Single‐cell gene regulatory network analysis for mixed cell populations

Gene Regulatory Networks (GRNs) reveal how genes regulate each other, offering insights into complex biological systems. Traditional GRN inference, based on bulk RNA sequencing, reflects average gene expression across mixed cell populations, obscuring single-cell regulatory dynamics. Single-cell RNA sequencing (scRNA-seq) has transformed gene expression studies by enabling GRN inference at single-cell resolution. However, most methods assume a shared GRN across all cells, overlooking the distinct GRNs of different cell types. Traditionally, GRN inference for scRNA-seq with mixed cell types involves a two-step process: first, clustering cells to identify cell types, and second, inferring GRNs for each cell type. While effective for clearly separated cell types, this approach struggles when cell types are highly mixed, leading to misclassification and reduced accuracy in GRN inference.

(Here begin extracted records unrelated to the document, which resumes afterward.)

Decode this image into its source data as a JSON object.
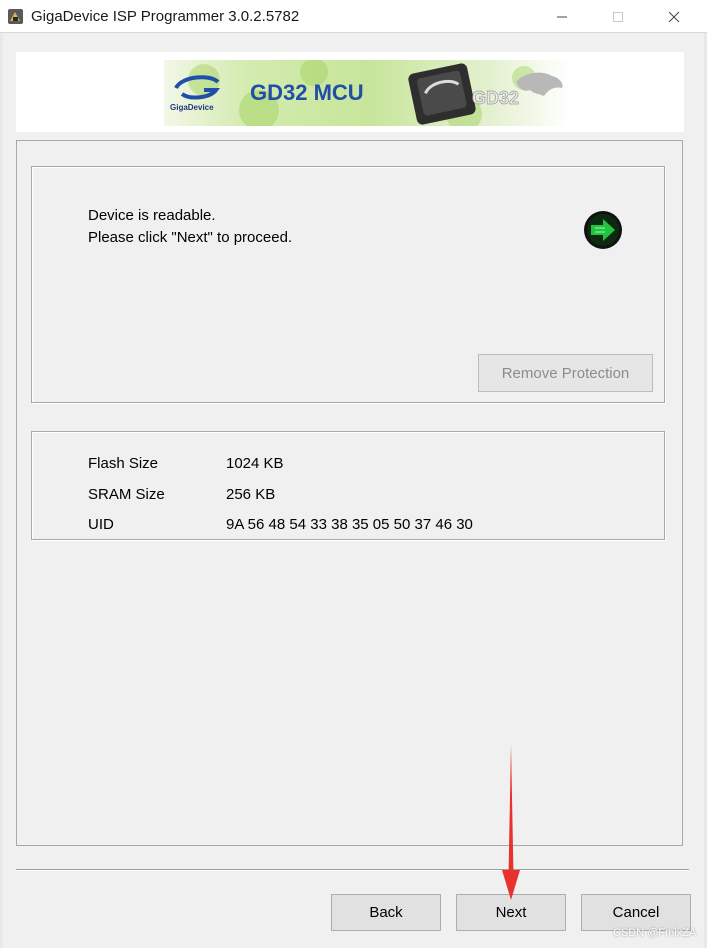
{
  "window": {
    "title": "GigaDevice ISP Programmer 3.0.2.5782"
  },
  "banner": {
    "logo_text": "GigaDevice",
    "product_text": "GD32 MCU",
    "chip_text": "GD32"
  },
  "status": {
    "line1": "Device is readable.",
    "line2": "Please click \"Next\" to proceed.",
    "icon": "green-arrow-icon",
    "remove_protection_label": "Remove Protection"
  },
  "device_info": {
    "rows": [
      {
        "label": "Flash Size",
        "value": "1024 KB"
      },
      {
        "label": "SRAM Size",
        "value": "256 KB"
      },
      {
        "label": "UID",
        "value": "9A 56 48 54 33 38 35 05 50 37 46 30"
      }
    ]
  },
  "footer": {
    "back_label": "Back",
    "next_label": "Next",
    "cancel_label": "Cancel"
  },
  "watermark": "CSDN @FmixZA",
  "colors": {
    "window_bg": "#f0f0f0",
    "button_bg": "#e1e1e1",
    "status_green": "#1fbf3f",
    "annotation_red": "#e8322d"
  }
}
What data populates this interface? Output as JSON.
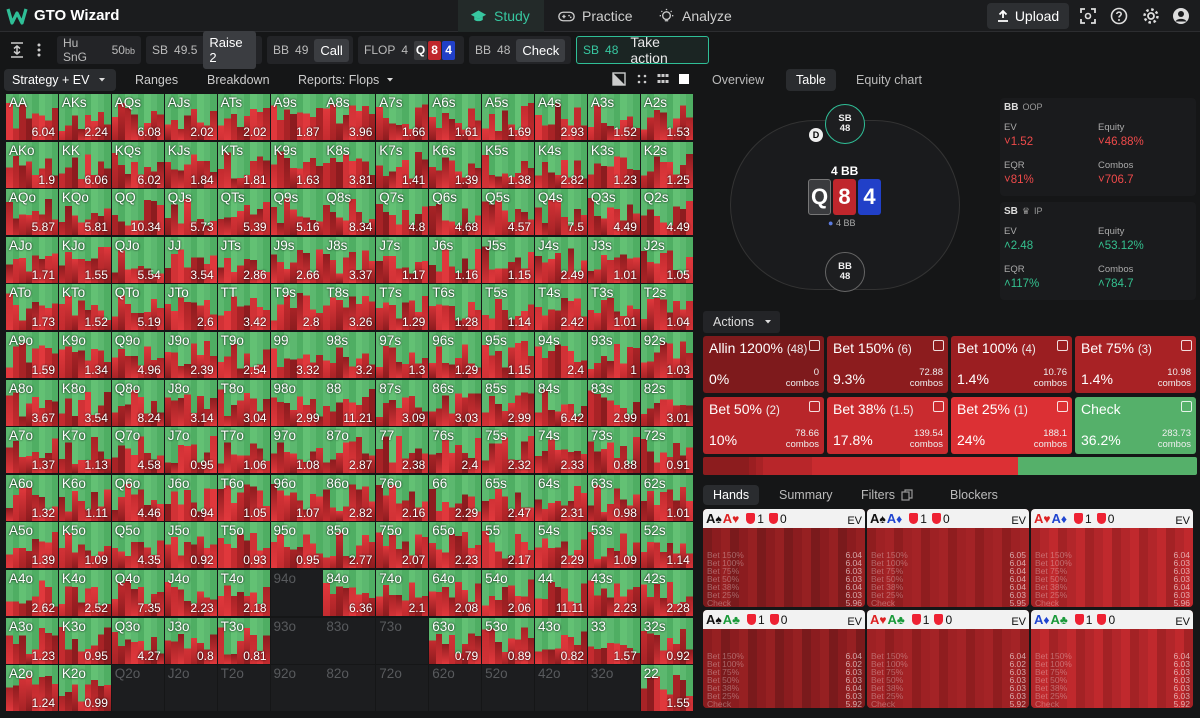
{
  "app": {
    "name": "GTO Wizard",
    "brand_color": "#2fbf97"
  },
  "nav": {
    "tabs": [
      {
        "label": "Study",
        "icon": "graduation-cap-icon"
      },
      {
        "label": "Practice",
        "icon": "gamepad-icon"
      },
      {
        "label": "Analyze",
        "icon": "lightbulb-icon"
      }
    ],
    "active": "Study"
  },
  "topbar": {
    "upload_label": "Upload"
  },
  "line": {
    "game": {
      "name": "Hu SnG",
      "depth": "50",
      "unit": "bb"
    },
    "steps": [
      {
        "pos": "SB",
        "stack": "49.5",
        "action": "Raise 2"
      },
      {
        "pos": "BB",
        "stack": "49",
        "action": "Call"
      },
      {
        "pos": "FLOP",
        "stack": "4",
        "cards": [
          "Q",
          "8",
          "4"
        ]
      },
      {
        "pos": "BB",
        "stack": "48",
        "action": "Check"
      },
      {
        "pos": "SB",
        "stack": "48",
        "action": "Take action"
      }
    ]
  },
  "left_tabs": {
    "strategy": "Strategy + EV",
    "ranges": "Ranges",
    "breakdown": "Breakdown",
    "reports": "Reports: Flops"
  },
  "right_tabs": {
    "overview": "Overview",
    "table": "Table",
    "equity": "Equity chart"
  },
  "table": {
    "pot": "4 BB",
    "board": [
      {
        "rank": "Q",
        "color": "#3a3b3e"
      },
      {
        "rank": "8",
        "color": "#c0262c"
      },
      {
        "rank": "4",
        "color": "#2140c8"
      }
    ],
    "chips_label": "4 BB",
    "seats": [
      {
        "pos": "SB",
        "stack": "48"
      },
      {
        "pos": "BB",
        "stack": "48"
      }
    ],
    "dealer": "D"
  },
  "players": [
    {
      "pos": "BB",
      "tag": "OOP",
      "ev_label": "EV",
      "ev": "1.52",
      "equity_label": "Equity",
      "equity": "46.88%",
      "eqr_label": "EQR",
      "eqr": "81%",
      "combos_label": "Combos",
      "combos": "706.7",
      "sign": "neg"
    },
    {
      "pos": "SB",
      "tag": "IP",
      "ev_label": "EV",
      "ev": "2.48",
      "equity_label": "Equity",
      "equity": "53.12%",
      "eqr_label": "EQR",
      "eqr": "117%",
      "combos_label": "Combos",
      "combos": "784.7",
      "sign": "pos"
    }
  ],
  "actions_label": "Actions",
  "actions": [
    {
      "name": "Allin 1200%",
      "size": "(48)",
      "pct": "0%",
      "combos": "0",
      "color": "#7e1a1c"
    },
    {
      "name": "Bet 150%",
      "size": "(6)",
      "pct": "9.3%",
      "combos": "72.88",
      "color": "#8c1c1e"
    },
    {
      "name": "Bet 100%",
      "size": "(4)",
      "pct": "1.4%",
      "combos": "10.76",
      "color": "#9b1e21"
    },
    {
      "name": "Bet 75%",
      "size": "(3)",
      "pct": "1.4%",
      "combos": "10.98",
      "color": "#a82225"
    },
    {
      "name": "Bet 50%",
      "size": "(2)",
      "pct": "10%",
      "combos": "78.66",
      "color": "#b8262a"
    },
    {
      "name": "Bet 38%",
      "size": "(1.5)",
      "pct": "17.8%",
      "combos": "139.54",
      "color": "#c92b2f"
    },
    {
      "name": "Bet 25%",
      "size": "(1)",
      "pct": "24%",
      "combos": "188.1",
      "color": "#dc3034"
    },
    {
      "name": "Check",
      "size": "",
      "pct": "36.2%",
      "combos": "283.73",
      "color": "#55b06a"
    }
  ],
  "combos_word": "combos",
  "hand_tabs": {
    "hands": "Hands",
    "summary": "Summary",
    "filters": "Filters",
    "blockers": "Blockers"
  },
  "hand_cards": [
    {
      "cards": [
        [
          "A",
          "spade"
        ],
        [
          "A",
          "heart"
        ]
      ],
      "b1": "1",
      "b2": "0",
      "ev_label": "EV",
      "vals": [
        "6.04",
        "6.04",
        "6.03",
        "6.03",
        "6.04",
        "6.03",
        "5.96"
      ]
    },
    {
      "cards": [
        [
          "A",
          "spade"
        ],
        [
          "A",
          "diamond"
        ]
      ],
      "b1": "1",
      "b2": "0",
      "ev_label": "EV",
      "vals": [
        "6.05",
        "6.04",
        "6.04",
        "6.04",
        "6.04",
        "6.03",
        "5.95"
      ]
    },
    {
      "cards": [
        [
          "A",
          "heart"
        ],
        [
          "A",
          "diamond"
        ]
      ],
      "b1": "1",
      "b2": "0",
      "ev_label": "EV",
      "vals": [
        "6.04",
        "6.03",
        "6.03",
        "6.03",
        "6.04",
        "6.03",
        "5.96"
      ]
    },
    {
      "cards": [
        [
          "A",
          "spade"
        ],
        [
          "A",
          "club"
        ]
      ],
      "b1": "1",
      "b2": "0",
      "ev_label": "EV",
      "vals": [
        "6.04",
        "6.02",
        "6.03",
        "6.03",
        "6.04",
        "6.03",
        "5.92"
      ]
    },
    {
      "cards": [
        [
          "A",
          "heart"
        ],
        [
          "A",
          "club"
        ]
      ],
      "b1": "1",
      "b2": "0",
      "ev_label": "EV",
      "vals": [
        "6.04",
        "6.02",
        "6.03",
        "6.03",
        "6.03",
        "6.03",
        "5.92"
      ]
    },
    {
      "cards": [
        [
          "A",
          "diamond"
        ],
        [
          "A",
          "club"
        ]
      ],
      "b1": "1",
      "b2": "0",
      "ev_label": "EV",
      "vals": [
        "6.04",
        "6.03",
        "6.03",
        "6.03",
        "6.03",
        "6.03",
        "5.92"
      ]
    }
  ],
  "hand_rows": [
    "Bet 150%",
    "Bet 100%",
    "Bet 75%",
    "Bet 50%",
    "Bet 38%",
    "Bet 25%",
    "Check"
  ],
  "matrix": {
    "ranks": [
      "A",
      "K",
      "Q",
      "J",
      "T",
      "9",
      "8",
      "7",
      "6",
      "5",
      "4",
      "3",
      "2"
    ],
    "ev": [
      [
        "6.04",
        "2.24",
        "6.08",
        "2.02",
        "2.02",
        "1.87",
        "3.96",
        "1.66",
        "1.61",
        "1.69",
        "2.93",
        "1.52",
        "1.53"
      ],
      [
        "1.9",
        "6.06",
        "6.02",
        "1.84",
        "1.81",
        "1.63",
        "3.81",
        "1.41",
        "1.39",
        "1.38",
        "2.82",
        "1.23",
        "1.25"
      ],
      [
        "5.87",
        "5.81",
        "10.34",
        "5.73",
        "5.39",
        "5.16",
        "8.34",
        "4.8",
        "4.68",
        "4.57",
        "7.5",
        "4.49",
        "4.49"
      ],
      [
        "1.71",
        "1.55",
        "5.54",
        "3.54",
        "2.86",
        "2.66",
        "3.37",
        "1.17",
        "1.16",
        "1.15",
        "2.49",
        "1.01",
        "1.05"
      ],
      [
        "1.73",
        "1.52",
        "5.19",
        "2.6",
        "3.42",
        "2.8",
        "3.26",
        "1.29",
        "1.28",
        "1.14",
        "2.42",
        "1.01",
        "1.04"
      ],
      [
        "1.59",
        "1.34",
        "4.96",
        "2.39",
        "2.54",
        "3.32",
        "3.2",
        "1.3",
        "1.29",
        "1.15",
        "2.4",
        "1",
        "1.03"
      ],
      [
        "3.67",
        "3.54",
        "8.24",
        "3.14",
        "3.04",
        "2.99",
        "11.21",
        "3.09",
        "3.03",
        "2.99",
        "6.42",
        "2.99",
        "3.01"
      ],
      [
        "1.37",
        "1.13",
        "4.58",
        "0.95",
        "1.06",
        "1.08",
        "2.87",
        "2.38",
        "2.4",
        "2.32",
        "2.33",
        "0.88",
        "0.91"
      ],
      [
        "1.32",
        "1.11",
        "4.46",
        "0.94",
        "1.05",
        "1.07",
        "2.82",
        "2.16",
        "2.29",
        "2.47",
        "2.31",
        "0.98",
        "1.01"
      ],
      [
        "1.39",
        "1.09",
        "4.35",
        "0.92",
        "0.93",
        "0.95",
        "2.77",
        "2.07",
        "2.23",
        "2.17",
        "2.29",
        "1.09",
        "1.14"
      ],
      [
        "2.62",
        "2.52",
        "7.35",
        "2.23",
        "2.18",
        "",
        "6.36",
        "2.1",
        "2.08",
        "2.06",
        "11.11",
        "2.23",
        "2.28"
      ],
      [
        "1.23",
        "0.95",
        "4.27",
        "0.8",
        "0.81",
        "",
        "",
        "",
        "0.79",
        "0.89",
        "0.82",
        "1.57",
        "0.92"
      ],
      [
        "1.24",
        "0.99",
        "",
        "",
        "",
        "",
        "",
        "",
        "",
        "",
        "",
        "",
        "1.55"
      ]
    ]
  }
}
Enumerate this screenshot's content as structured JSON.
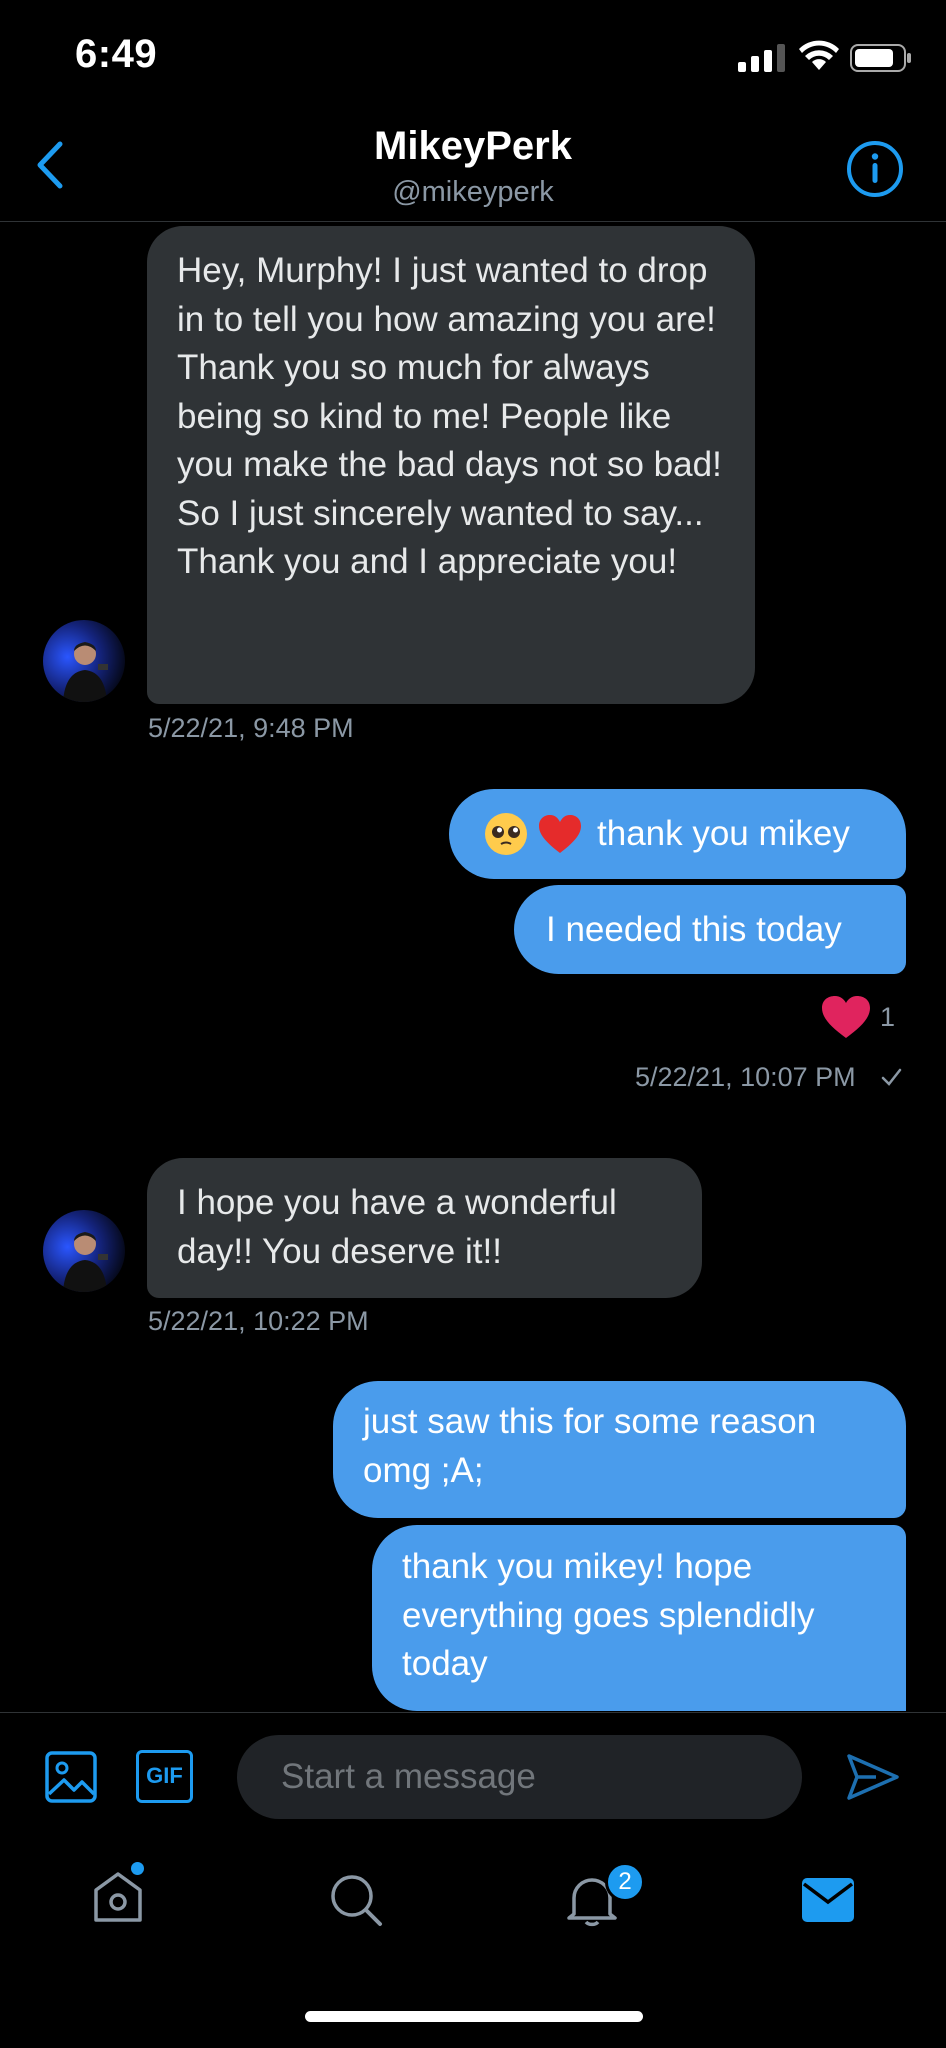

Recently, Quantitative Biology published an approach entitled "Single-cell gene regulatory network analysis for mixed cell populations", introducing VMPLN, a novel method that uses a mixture Poisson log-normal model for scRNA-seq data. VMPLN combines clustering and network inference through variational inference, improving the accuracy and robustness of cell type-specific GRN analysis.

To infer gene regulatory networks (GRNs) of mixed populations in scRNA-seq data, the research team utilized the mixture Poisson lognormal (MPLN) model to analyze scRNA-seq count expression data (Figure 1). The precision matrices of the MPLN are the GRNs of different cell types. To avoid the intractable optimization of the MPLN’s log‐likelihood, an algorithm called variational mixture Poisson log‐normal (VMPLN) is proposed to jointly estimate the GRNs of different cell types based on the variational inference method. Comprehensive simulation shows that VMPLN outperforms state-of-the-art single-cell GRN inference methods, especially in scenarios where different cell types have a high mixing degree. Benchmarking on real scRNA‐seq data also demonstrates that VMPLN can provide more accurate network estimation in most cases. Through applying to a large scRNA‐seq dataset from patients infected with severe acute respiratory syndrome coronavirus 2 (SARS‐CoV‐2), VMPLN identifies critical differences in regulatory networks in immune cells between patients with moderate and severe symptoms.